In a town where crossing the road is tantamount to playing chicken in the middle of a busy motorway at rush-hour, Ho Chi Minh’s War Remnants Museum is the most harrowing experience you can have in the city formerly known as Saigon.
Historical fact and blatant propaganda make for fascinating bedfellows as the War Remnants Museum challenges the conventional Western perception of the Vietnam War to tell the story of the bloody conflict from the Vietnamese perspective.
And it doesn’t pull any punches. A museum with a clear message, it opened in 1975 as “The House for Displaying War Crimes of American Imperialism and the Puppet Government”. Two name changes later, it wasn’t until 1993 that it dropped “America” and “war crimes” from it’s name completely.
The Agent Orange exhibition is a particular delight, detailing in photographs the horrendous birth defects caused by the US’s use of the chemical defoliant to burn down Vietnamese jungle.
And, if the pictures weren’t enough to hammer the point home, there are three jars of preserved human fetuses deformed by exposure to the toxic dioxin within the herbicide.
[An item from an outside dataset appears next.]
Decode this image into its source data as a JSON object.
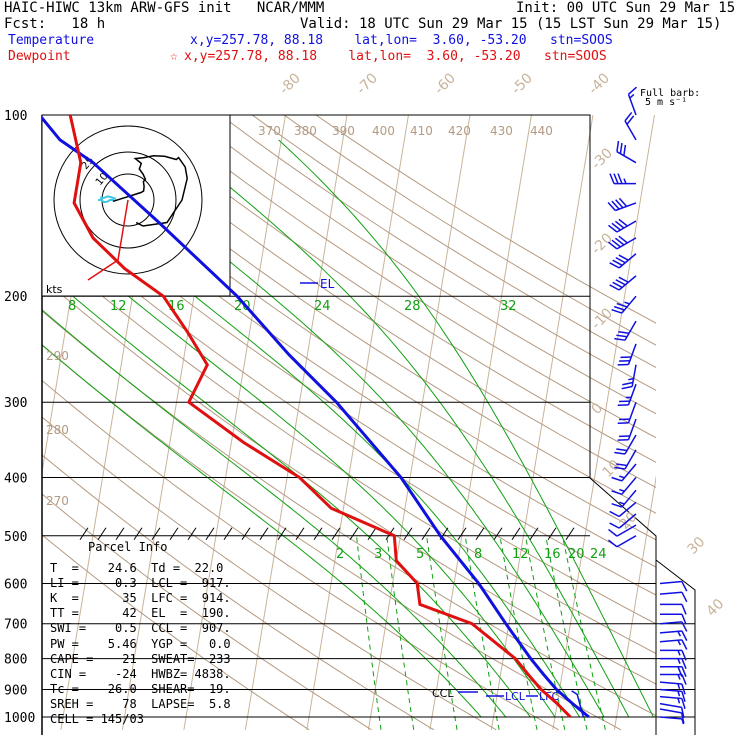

Meanwhile, the surrounding museum grounds are equally intense. As well as a large number of US and Vietcong military equipment and unexploded ordinance, there are “tiger cages” on display that were used to contain South Vietnamese political prisoners as well as a guillotine (accompanied by a particularly gruesome image) used by the French and the South Vietnamese to execute prisoners.
It’s not a fun museum by any means but it is a fascinating take on a nightmarish war that deeply scarred all its combatants. It’s certainly the most intense museum this particular backpacker has ever been to.